Here it is attached to the cylinder complete with foot clevis at the RHS and plates to mount to the lifting bar at the LHS.

Here is a highly technical plan of what I'm trying to do.

After a test run my rig failed to lift anything, then almost destroyed itself as I increased the pressure. Due to the short distance between the hinge and the piston attach point then once it got going the unhinged end of the lift bar went too fast.

I am going to have to maximise the angle between the cylinder and the base plate as the piston attaches to the bar quite low so a large force is required to make it move. Maximising this angle helps to reduce the force required to get it started.

Wednesday, 2 September 2009

Still waiting..but some progress

I'm still waiting for a 'rod clevis' to go on the end of my 250mm cylinder which will enable me to test the skeleton lifting mechanics. Ironically the website '' informed me they no longer stocked such an item 2 weeks after I ordered it.

Whilst waiting I designed the PCB for the parallel port interface. Here it is:

I originally intended to manufacture it myself but I found someone to make it for me in China for £46 delivered. Bargain!

Tuesday, 25 August 2009

I made a mounting plate and piston rod end hinge for the piston I'm going to open the coffin lid with.

My Lego lash up suggested to me that the mechanics were sound, but I made a full size version up to test the theory:

Here's a video of it in action, I was running it at quite low pressure (around 60psi) so there is plenty of room for improvement in the speed department.

Wednesday, 19 August 2009

Rats nest

I've now got all the schematic symbols sorted out and I'm ready to start designing the PCB. This basically involves placing copper tracks in place of the links between components on the PCB. I start out with the rats nest below and move/conenct
components until they are all connected as required ans sensibly positioned.

It's alive..well sort of

The small pneumatic cylinder I ordered from Ebay arrived today.

I'm going to use this to open the coffin lid.

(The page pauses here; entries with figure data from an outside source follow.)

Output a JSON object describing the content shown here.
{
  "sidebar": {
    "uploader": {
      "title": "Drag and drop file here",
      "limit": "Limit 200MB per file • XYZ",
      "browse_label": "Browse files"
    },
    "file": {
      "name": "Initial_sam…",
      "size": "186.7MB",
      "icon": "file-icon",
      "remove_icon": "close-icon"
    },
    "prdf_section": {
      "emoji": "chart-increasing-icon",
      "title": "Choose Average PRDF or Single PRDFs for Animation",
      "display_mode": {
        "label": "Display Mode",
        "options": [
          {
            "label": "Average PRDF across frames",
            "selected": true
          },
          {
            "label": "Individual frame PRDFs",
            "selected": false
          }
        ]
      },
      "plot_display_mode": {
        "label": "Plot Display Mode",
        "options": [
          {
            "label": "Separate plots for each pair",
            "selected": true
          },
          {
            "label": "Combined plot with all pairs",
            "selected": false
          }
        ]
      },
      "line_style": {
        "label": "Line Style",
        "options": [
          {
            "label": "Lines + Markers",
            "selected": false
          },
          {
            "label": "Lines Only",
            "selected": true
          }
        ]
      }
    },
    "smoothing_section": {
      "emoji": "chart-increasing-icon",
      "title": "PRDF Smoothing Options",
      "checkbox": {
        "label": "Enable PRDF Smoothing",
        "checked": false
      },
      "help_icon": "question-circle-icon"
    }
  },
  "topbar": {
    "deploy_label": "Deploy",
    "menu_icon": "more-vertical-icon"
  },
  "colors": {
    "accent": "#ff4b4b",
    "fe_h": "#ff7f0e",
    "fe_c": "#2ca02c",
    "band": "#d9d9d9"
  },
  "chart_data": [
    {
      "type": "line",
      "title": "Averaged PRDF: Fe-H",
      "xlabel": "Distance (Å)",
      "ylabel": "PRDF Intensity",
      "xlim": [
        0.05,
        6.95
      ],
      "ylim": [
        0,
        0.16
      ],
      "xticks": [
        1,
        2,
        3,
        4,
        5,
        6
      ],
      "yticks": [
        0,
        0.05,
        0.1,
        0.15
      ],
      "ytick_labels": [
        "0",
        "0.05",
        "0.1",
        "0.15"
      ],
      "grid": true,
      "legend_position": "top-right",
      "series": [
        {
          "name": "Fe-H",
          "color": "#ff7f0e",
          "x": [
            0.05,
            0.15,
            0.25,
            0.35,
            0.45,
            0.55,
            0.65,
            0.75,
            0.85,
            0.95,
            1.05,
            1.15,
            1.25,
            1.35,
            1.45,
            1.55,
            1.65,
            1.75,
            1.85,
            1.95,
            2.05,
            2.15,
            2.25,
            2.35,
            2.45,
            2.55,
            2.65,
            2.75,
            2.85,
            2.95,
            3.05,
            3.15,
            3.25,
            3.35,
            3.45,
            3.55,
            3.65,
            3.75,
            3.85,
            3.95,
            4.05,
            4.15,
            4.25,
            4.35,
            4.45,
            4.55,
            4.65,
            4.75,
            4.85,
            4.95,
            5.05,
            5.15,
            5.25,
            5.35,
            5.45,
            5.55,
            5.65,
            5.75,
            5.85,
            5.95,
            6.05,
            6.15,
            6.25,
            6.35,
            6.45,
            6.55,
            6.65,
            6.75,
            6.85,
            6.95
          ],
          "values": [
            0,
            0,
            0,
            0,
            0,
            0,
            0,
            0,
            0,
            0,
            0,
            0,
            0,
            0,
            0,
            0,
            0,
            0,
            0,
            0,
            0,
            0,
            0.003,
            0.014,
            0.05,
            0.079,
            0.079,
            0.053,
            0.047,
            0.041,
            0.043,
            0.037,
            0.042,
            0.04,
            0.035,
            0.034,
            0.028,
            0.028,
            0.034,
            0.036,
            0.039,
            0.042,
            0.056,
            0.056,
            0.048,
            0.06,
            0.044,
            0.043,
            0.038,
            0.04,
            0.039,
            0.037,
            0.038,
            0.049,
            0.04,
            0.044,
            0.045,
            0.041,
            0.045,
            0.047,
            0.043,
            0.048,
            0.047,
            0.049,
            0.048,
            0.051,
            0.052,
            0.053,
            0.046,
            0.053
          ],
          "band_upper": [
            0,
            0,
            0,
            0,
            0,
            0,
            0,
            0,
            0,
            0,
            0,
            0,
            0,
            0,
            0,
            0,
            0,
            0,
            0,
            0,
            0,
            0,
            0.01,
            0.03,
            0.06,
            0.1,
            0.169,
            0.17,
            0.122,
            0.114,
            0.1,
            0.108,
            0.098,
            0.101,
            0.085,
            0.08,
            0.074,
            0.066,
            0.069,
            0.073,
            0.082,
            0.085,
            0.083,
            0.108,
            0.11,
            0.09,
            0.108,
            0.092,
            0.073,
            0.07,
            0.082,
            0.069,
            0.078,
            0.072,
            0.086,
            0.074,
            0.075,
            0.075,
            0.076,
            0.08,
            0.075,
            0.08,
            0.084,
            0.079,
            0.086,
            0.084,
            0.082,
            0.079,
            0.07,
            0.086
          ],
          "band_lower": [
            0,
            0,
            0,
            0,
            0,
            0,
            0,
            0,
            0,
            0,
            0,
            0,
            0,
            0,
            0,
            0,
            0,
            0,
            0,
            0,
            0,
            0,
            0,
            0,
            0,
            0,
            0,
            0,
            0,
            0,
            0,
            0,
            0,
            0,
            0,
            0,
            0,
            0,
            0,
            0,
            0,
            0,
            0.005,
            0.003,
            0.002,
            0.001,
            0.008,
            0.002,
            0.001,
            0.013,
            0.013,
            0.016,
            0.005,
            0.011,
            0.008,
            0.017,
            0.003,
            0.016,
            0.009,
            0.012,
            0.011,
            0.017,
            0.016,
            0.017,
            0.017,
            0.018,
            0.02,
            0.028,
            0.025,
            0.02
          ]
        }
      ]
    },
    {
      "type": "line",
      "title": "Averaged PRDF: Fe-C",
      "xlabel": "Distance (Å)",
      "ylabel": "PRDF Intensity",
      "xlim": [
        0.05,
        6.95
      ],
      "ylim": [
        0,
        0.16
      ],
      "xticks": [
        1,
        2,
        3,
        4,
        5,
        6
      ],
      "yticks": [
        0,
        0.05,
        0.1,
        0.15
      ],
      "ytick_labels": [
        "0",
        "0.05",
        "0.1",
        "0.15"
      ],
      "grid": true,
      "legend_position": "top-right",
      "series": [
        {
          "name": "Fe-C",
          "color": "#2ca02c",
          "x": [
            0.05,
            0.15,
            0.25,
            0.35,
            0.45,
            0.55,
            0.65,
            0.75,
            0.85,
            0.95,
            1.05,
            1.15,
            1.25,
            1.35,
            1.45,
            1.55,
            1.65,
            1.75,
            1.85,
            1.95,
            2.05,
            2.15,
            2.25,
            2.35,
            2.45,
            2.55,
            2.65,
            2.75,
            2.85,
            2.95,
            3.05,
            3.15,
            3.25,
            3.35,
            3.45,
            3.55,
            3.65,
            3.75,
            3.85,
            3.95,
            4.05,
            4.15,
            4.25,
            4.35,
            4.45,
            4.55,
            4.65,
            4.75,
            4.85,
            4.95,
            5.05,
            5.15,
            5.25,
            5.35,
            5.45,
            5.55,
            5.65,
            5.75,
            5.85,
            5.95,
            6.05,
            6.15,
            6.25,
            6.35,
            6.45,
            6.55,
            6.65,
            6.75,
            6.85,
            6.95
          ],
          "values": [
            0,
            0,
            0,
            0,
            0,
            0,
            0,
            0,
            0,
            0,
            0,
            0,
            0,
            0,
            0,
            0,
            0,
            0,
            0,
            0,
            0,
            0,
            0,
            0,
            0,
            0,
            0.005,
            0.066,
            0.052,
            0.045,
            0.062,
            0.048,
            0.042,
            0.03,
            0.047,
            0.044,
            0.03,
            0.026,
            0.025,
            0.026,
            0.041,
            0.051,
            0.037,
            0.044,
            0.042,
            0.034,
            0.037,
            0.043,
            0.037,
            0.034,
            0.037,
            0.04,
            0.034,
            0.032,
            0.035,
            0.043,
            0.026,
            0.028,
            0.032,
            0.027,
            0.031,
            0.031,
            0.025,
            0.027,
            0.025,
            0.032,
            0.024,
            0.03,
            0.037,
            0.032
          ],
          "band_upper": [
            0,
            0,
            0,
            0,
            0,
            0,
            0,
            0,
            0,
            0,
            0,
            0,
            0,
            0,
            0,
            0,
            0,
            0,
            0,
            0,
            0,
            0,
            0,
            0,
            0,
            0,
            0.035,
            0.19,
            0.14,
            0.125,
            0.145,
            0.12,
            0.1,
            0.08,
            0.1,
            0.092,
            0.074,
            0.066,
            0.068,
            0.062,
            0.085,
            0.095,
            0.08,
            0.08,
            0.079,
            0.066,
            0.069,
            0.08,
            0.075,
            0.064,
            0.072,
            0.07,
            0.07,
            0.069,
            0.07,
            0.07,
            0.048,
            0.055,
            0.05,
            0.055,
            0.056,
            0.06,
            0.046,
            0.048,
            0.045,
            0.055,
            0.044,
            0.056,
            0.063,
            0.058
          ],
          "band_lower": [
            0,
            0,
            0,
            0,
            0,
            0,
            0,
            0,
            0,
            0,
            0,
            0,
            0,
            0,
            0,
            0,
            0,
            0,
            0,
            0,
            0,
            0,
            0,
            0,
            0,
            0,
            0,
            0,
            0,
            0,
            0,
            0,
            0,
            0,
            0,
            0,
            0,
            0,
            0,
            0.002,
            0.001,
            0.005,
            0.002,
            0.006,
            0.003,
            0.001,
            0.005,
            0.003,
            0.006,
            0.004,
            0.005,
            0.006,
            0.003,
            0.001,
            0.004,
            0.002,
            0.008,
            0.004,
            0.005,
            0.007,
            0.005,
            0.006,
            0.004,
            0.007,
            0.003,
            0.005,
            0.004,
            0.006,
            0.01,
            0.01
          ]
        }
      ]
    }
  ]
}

It has a 125mm stroke. As I need to make sure the mechanics will work I knocked up a simulation with some old Lego technic that has pneumatics!

Here is the lash up:

And a video of it in action. The red plate is the coffin lid!

Saturday, 15 August 2009

Revised Design

I decided that I needed to add some LEDs to show the ouput status of each channel, and some switches to allow the inputs to be stimulated.

Now to check all the component footprints before I design the PCB.

Here's the new schematic:

Thursday, 13 August 2009

Interface Design

I finished the PC parallel port schematic. Just need to double check it then I have all the fun of finding the appropriate footprints for the components I wish to use. I think I'm going to go for a combination of surface mount and through hole components as I already have through hole stock of some of the bits.

Halloween beginnings

I've decided to start blogging some of the stuff I do in my spare time. First off I want to blog the development of a new Halloween show I'm doing for the house for 2009.

Last year I put on a show involving gravestones, lightning and smoke. This year I'm going to add
a coffin with door that opens as trick or treaters approach, and maybe put a skeleton that rises out of it.

I plan to develop an interface board to allow me to detect voltages and switch relays from the PC
parallel port as this is an easy port to connect to the outside world. The mechanics will be operated with pneumatics.

I started the ball rolling last night buy starting the interface board design and ordered some 12V solenoid valves:

And a pneumatic cylinder to raise the dead with:

This has a 250mm stroke so I'm hoping that with sufficient pressure it will raise a skeleton a la Nosferatu.